Network Segment: HTTP Phases and Kernel Metrics

If upstream responds quickly but overall latency grows, the issue is in the network path. Every HTTP request goes through six sequential phases: DNS, Connect (TCP handshake), TLS handshake, Send, Wait (TTFB), and Receive. Anomalies in specific phases narrow the search immediately. Long DNS points to resolver issues or complex CNAME chains. High Connect and TLS values indicate network latency to the CDN edge node, lack of TLS session resumption, or outdated protocols. If Connect and TLS are minimal but Wait is anomalously high, the delay is at the WAF, CDN workers, or origin fetch level.

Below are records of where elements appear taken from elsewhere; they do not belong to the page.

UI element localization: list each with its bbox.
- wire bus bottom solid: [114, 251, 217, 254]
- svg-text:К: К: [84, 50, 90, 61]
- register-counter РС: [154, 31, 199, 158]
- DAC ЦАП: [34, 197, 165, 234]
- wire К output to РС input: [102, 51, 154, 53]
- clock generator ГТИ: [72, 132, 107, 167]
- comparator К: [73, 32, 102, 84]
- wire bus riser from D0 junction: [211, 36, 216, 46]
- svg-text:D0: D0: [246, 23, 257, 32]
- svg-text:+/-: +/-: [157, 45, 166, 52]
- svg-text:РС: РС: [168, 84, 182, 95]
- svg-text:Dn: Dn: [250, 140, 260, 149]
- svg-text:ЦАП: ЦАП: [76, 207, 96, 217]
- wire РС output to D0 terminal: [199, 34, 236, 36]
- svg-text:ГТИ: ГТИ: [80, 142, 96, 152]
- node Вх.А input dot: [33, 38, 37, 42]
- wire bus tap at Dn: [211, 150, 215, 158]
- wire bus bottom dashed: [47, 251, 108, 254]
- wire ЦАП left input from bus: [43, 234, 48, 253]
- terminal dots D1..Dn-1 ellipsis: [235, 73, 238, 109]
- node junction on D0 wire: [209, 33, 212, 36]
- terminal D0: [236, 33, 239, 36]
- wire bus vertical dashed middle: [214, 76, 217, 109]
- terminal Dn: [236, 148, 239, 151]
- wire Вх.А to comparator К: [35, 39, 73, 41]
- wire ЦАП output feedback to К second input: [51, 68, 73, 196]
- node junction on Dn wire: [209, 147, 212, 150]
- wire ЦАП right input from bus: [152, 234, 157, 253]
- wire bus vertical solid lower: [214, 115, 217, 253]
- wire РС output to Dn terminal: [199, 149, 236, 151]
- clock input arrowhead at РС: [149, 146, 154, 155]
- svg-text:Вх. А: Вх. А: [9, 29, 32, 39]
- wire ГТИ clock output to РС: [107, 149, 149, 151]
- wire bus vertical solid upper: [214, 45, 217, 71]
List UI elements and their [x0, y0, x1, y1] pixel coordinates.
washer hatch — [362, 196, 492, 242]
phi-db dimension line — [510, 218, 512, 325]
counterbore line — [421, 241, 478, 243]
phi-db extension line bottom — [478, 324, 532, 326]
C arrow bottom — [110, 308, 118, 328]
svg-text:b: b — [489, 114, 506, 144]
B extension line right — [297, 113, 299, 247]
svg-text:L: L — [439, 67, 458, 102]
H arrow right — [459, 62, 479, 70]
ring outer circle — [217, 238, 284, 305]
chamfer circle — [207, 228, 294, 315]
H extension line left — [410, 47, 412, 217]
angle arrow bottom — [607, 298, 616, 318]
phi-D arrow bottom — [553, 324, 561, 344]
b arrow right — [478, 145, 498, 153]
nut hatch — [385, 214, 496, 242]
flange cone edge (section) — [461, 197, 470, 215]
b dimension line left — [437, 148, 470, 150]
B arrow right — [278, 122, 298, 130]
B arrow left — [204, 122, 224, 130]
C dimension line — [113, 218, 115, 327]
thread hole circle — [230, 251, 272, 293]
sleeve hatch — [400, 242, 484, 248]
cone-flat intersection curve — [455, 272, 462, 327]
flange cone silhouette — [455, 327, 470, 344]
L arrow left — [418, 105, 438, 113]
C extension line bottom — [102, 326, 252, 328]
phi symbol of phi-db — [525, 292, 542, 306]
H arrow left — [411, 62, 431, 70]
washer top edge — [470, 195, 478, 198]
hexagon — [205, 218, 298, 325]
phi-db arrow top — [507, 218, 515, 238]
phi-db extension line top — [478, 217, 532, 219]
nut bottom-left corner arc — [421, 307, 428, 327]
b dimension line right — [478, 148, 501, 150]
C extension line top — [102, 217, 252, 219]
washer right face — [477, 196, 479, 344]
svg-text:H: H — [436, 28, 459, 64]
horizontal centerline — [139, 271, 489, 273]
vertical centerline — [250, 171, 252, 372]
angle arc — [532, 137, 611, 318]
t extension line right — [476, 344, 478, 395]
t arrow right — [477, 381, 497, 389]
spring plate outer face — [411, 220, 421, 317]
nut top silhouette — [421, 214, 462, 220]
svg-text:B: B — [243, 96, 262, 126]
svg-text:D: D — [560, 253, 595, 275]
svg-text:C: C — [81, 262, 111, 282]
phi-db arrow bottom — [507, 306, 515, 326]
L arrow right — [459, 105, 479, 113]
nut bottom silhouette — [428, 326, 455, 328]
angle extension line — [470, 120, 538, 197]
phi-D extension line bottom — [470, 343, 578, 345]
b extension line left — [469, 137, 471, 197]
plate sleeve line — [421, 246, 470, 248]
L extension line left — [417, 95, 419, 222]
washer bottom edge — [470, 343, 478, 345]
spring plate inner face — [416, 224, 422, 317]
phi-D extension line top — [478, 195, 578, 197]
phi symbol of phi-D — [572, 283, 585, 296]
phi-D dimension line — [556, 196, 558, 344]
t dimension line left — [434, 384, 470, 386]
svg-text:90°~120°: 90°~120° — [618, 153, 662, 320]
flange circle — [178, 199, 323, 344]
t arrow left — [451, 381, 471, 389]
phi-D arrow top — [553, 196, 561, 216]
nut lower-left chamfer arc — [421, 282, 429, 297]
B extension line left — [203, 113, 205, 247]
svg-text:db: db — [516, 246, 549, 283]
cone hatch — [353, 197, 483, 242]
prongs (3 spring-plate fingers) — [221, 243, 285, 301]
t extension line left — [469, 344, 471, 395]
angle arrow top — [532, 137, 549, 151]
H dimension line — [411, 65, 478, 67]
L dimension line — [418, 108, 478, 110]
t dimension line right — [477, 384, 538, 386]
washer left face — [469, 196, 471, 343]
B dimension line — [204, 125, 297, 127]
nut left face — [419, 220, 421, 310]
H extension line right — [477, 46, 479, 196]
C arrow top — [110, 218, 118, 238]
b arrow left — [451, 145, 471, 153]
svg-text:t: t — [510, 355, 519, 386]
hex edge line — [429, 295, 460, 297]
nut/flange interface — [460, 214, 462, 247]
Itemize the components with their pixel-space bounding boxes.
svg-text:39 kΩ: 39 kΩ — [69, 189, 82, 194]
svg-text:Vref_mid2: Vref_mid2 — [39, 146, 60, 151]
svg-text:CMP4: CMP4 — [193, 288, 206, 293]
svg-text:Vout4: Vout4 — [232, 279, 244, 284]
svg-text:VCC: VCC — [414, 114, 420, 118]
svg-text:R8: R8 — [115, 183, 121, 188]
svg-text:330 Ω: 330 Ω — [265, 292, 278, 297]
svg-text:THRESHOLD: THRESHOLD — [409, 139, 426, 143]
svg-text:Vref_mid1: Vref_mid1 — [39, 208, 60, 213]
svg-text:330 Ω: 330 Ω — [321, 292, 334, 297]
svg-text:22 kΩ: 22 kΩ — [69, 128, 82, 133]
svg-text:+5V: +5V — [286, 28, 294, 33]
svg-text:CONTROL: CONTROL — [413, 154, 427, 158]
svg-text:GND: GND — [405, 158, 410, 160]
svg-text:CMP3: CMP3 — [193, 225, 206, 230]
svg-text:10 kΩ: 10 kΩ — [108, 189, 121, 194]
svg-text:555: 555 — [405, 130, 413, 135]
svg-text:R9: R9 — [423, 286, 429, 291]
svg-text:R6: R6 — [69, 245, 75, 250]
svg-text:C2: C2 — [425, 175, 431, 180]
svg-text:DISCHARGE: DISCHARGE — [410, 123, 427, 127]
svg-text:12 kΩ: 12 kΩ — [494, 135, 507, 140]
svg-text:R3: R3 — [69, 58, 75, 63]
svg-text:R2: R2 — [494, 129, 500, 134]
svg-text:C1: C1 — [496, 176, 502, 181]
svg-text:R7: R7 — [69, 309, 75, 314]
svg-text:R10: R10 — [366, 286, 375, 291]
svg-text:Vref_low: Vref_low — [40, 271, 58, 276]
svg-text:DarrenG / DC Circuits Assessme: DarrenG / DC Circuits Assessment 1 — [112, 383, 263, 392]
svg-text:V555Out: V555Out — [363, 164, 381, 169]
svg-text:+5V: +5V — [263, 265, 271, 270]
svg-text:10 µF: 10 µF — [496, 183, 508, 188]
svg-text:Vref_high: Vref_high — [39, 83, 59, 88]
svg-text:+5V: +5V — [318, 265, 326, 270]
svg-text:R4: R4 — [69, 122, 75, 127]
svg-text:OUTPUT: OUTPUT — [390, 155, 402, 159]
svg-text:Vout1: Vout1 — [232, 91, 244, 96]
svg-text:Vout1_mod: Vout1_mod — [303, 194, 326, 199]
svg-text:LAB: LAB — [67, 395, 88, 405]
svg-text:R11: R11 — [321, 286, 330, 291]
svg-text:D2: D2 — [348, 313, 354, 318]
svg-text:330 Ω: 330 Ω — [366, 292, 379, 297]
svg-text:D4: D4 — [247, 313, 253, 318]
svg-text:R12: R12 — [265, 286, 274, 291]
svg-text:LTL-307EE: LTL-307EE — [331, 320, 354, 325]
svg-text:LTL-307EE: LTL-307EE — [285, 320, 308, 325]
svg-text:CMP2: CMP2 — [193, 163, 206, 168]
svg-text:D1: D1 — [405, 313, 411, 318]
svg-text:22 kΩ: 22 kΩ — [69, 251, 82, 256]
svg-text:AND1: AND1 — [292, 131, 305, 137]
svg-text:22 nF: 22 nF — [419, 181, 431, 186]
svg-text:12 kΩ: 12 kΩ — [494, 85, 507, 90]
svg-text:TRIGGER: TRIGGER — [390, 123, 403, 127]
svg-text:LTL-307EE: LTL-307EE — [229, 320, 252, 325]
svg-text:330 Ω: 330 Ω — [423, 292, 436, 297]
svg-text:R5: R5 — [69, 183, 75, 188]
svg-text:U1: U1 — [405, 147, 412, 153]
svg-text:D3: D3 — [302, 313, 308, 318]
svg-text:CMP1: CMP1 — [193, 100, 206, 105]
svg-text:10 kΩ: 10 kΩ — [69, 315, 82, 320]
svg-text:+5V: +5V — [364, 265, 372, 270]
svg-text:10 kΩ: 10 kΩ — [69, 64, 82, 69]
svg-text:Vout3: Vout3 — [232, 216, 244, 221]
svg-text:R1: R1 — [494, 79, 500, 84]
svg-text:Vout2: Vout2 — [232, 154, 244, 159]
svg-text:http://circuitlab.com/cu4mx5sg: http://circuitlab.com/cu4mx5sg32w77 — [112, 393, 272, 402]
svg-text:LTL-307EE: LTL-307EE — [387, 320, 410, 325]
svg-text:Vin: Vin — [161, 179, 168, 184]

For deep network diagnostics, standard HTTP breakdowns aren't enough. You need Linux kernel metrics via getsockopt(TCP_INFO). The kernel tracks every TCP connection and provides precise data: RTT, retransmit count, congestion window (cwnd) size, and RTO. These are critical because HTTP timings can't separate network latency from server processing time when the response fits in one TCP segment. Subtracting kernel RTT from the Wait phase gives the true request processing time. Retransmits and squeezed cwnd directly point to packet loss and congestion control algorithms adding hundreds of milliseconds per request. Combining app headers with low-level network metrics creates full observability without relying on third-party vendors.

Key Takeaways

  • Comparing $request_time and $upstream_response_time in Nginx instantly separates network and app responsibilities.
  • Server-Timing headers provide granular visibility into internal delays (DB, pools, runtime) without heavy APM systems.
  • Analyzing HTTP request phases precisely identifies DNS, TLS handshake, and CDN routing issues.
  • TCP_INFO kernel metrics give an objective view of network losses and delays undetectable at the app level.
  • A systematic diagnostics approach cuts MTTR and eliminates chaotic service restarts during incidents.